On Bir

495 86 47
                                    

SURPRISE BITCH!!!!

yorum yabin 🤨

"Y/N, yavaş yürür müsün?!" Satoru sana seslendiğinde inadına adımlarını biraz daha hızlandırdın ve kendimi sahil yoluna attın. Eski sevgilin de hızına yetişebilmek için koşturarak arkandan geldi.
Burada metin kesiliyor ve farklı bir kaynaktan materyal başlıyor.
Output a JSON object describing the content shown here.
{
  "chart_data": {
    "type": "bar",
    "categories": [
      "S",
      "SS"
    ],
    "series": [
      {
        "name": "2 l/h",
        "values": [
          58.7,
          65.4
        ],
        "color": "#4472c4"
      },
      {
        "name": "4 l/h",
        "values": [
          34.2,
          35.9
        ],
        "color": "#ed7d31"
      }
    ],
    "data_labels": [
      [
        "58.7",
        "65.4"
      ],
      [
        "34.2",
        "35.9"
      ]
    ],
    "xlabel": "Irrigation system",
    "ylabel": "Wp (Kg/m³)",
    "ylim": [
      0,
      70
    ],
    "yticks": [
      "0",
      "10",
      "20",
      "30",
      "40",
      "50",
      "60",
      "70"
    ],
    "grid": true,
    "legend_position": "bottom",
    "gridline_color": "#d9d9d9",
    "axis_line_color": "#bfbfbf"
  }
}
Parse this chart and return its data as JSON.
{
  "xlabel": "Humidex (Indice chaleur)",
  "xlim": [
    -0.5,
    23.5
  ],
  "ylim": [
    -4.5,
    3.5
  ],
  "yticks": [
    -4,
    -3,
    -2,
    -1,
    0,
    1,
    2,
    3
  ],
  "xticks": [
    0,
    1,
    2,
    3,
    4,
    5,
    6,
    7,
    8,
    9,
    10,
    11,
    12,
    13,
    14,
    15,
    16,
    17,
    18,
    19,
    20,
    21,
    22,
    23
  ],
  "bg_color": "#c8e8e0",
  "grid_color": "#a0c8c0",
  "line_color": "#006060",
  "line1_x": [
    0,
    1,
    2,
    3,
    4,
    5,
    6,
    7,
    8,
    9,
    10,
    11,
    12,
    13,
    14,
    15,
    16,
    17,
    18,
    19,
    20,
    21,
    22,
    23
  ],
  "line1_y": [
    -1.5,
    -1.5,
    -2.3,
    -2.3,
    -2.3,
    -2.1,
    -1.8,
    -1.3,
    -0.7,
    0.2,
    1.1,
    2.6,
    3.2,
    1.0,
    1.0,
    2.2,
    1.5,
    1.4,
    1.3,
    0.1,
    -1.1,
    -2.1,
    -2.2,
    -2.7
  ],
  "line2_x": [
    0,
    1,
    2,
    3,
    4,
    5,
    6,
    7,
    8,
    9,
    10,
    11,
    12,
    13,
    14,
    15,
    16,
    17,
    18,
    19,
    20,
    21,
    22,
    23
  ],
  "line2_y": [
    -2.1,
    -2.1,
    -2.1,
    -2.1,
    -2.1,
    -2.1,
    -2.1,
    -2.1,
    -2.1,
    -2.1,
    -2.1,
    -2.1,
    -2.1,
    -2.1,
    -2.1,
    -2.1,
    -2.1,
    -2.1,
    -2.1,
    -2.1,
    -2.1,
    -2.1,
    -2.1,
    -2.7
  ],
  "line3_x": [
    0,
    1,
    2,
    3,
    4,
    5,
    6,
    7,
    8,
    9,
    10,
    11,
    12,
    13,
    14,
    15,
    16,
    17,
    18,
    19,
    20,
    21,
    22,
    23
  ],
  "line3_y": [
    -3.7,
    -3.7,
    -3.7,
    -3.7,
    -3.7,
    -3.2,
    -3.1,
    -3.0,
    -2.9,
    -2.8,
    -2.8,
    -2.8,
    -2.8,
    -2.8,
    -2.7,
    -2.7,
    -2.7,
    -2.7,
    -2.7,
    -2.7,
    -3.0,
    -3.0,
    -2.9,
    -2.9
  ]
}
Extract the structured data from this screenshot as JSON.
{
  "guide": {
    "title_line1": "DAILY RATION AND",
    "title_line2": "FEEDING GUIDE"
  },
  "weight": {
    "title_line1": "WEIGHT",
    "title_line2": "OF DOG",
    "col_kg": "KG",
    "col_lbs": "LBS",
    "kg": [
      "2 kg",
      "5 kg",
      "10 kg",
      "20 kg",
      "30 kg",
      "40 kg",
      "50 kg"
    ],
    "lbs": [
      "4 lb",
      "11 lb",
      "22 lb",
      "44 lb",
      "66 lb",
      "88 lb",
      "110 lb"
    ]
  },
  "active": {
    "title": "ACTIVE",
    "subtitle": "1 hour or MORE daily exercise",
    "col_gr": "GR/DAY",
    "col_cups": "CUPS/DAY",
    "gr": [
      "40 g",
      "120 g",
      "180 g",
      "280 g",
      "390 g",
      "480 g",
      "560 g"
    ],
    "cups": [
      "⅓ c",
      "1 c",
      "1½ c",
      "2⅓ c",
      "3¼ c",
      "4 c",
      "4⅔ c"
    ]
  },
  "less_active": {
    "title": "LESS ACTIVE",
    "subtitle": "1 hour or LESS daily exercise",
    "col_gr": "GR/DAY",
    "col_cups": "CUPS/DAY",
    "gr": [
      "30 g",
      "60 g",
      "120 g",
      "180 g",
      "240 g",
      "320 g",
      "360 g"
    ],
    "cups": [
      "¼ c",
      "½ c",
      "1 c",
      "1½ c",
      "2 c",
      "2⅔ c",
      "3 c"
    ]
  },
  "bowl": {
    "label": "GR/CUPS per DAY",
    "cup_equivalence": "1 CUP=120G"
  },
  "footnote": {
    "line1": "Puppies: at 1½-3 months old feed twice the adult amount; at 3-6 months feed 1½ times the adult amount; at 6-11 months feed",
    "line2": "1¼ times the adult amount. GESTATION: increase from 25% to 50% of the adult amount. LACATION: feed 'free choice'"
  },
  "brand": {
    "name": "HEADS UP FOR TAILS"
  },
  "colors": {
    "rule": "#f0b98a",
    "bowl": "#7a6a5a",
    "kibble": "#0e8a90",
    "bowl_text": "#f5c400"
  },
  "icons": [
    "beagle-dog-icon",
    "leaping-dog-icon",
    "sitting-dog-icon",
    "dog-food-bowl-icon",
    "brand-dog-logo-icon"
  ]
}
Son yirmi dakikadır peşinden koşturmasından artık tamamen bıktığın için oflayarak durdun ve yüzünü ona çevirdin. Satoru, dinlenmek amaçlı ellerini dizlerine yasladı ve sırtını kamburlaştırarak öne eğildi. Abartılı bir şekilde nefes alıp verdiğini duyduğunda gözlerini devirdin.

"Bir şeyleri büyütmeyi çok seviyorsun, değil mi Satoru?"

Satoru anında doğruldu ve kaşlarını çatarak sana baktı. Gök mavisi gözleri o kadar dikkatli dolaşıyordu ki yüzünde kendini bu yüzden gergin hissettin. Günlerdir onunla herhangi bir yüzleşmeden kaçınıyordun, aramalarına veya mesajlarına cevap vermiyordum ve hatta odaya bile çok geç saatlerde girip erkenden çıkıyordun.

"Küs müyüz?" cevapsız kaldığında Satoru iç çekti ve temkinli bir şekilde sana doğru bir adım attı. Neden bir anda aranıza mesafeler soktuğunu veya Leo yüzünden bu kadar öfkelendiğini anlayamıyordu.

"Satoru," mırıldandın ve bir adım geriye çekildin. "Biz hiçbir zaman barışmadık ki." fısıldadın. Onu durduk yere görmezden gelmiyordun elbette. Bu adam; gençliğini dolu dolu geçirmeni sağlayan bir adamdı fakat aynı zamanda seni en çok üzen, gerçek hayatla tanıştıran da oydu. Kişiliklerinizin birbirine ters düşmesine rağmen her şey mükemmel olur sanmıştın. Bir yere kadar onun aşırı flörtöz tavırlarını tolere etmiştin fakat bu sefer de ilişkinizde kavgalar patlak vermişti. Gecenin bir yarısı evinizden yükselen bağırış çağırışlar, hıçkırıklar... Bünyen bunu kaldıramamaya başladığı an Satoru kendini çalışmaya vermişti. İşiyle ilgilendiğinden dolayı kavgalarınız önemli ölçüde azalmıştı ama artık birbirinizi göremez olmuştunuz. İşi yüzünden iptal edilen randevular, yılbaşı kutlamaları ve yıl dönümü...
Kalbinin daha önce hiç bu kadar kırılmadığını hatırlıyordun ve o gün en güzel elbisenin içinde, kendi ellerinle hazırladığın masada cılız bir mum ışığında kadehindeki şarabı içerken kendine bir söz vermiştin. Artık hiçbir erkeğin seni önemsememesine göz yummayacaktın.

Burnunun sızlamasını ve yanan gözlerini umursamamaya çalışarak Satoru'ya baktın. "Teklifini neden kabul ettim gerçekten bilmiyorum ama bunu yapmamalıyız Satoru. Ailene her şeyi açıkla ve seni hayatımdan çıkarmama izin ver."

"Ama neden?" Satoru'nun sesi titremişti. Anlık zayıflığını fark etmediğini düşünerek boğazını temizledi. "Her şey iyi gidiyordu. Benden nefret etmediğini söyledin ve-" aniden sustuğunda kaşlarını şüpheyle çattın.

"Ve? Sana ne zaman senden nefret etmediğimi söyledim?"

Satoru gergince saçlarını bir tarafa doğru taradı ve omuz silkti. "Önemli değil."

Kaşların daha fazla çatıldı. Senden bir şeyler sakladığı çok belliydi ve bu şeyin senin için pek de olumlu olmadığı kesindi. "Satoru, söyle."

Satoru konuşmadan önce derin bir nefes aldı. "Geçen haftalarda otel odasında çıplak uyandığını hatırlıyor musun?" başını salladın. "Önceki gece fazla sarhoş olmuştun ve seni almaya ben geldim." dediğinde gergince yutkundun. Bu hikaye şimdiden kötü yönlenmişti. "Benden nefret ettiğini düşündüğümü söyledim ve sen ısrarla bunu reddettin. Sana karşı geldiğimdeyse beni öptün." duraksadı ve dudaklarını birbirine bastırdı.

"Ah hayır hayır," dehşetle fısıldadın. "Satoru, hayır."

Omuz silkti. "Utanmaman ve beni öldürmemen için bunu hayatım boyunca söylememeyi düşünüyordum."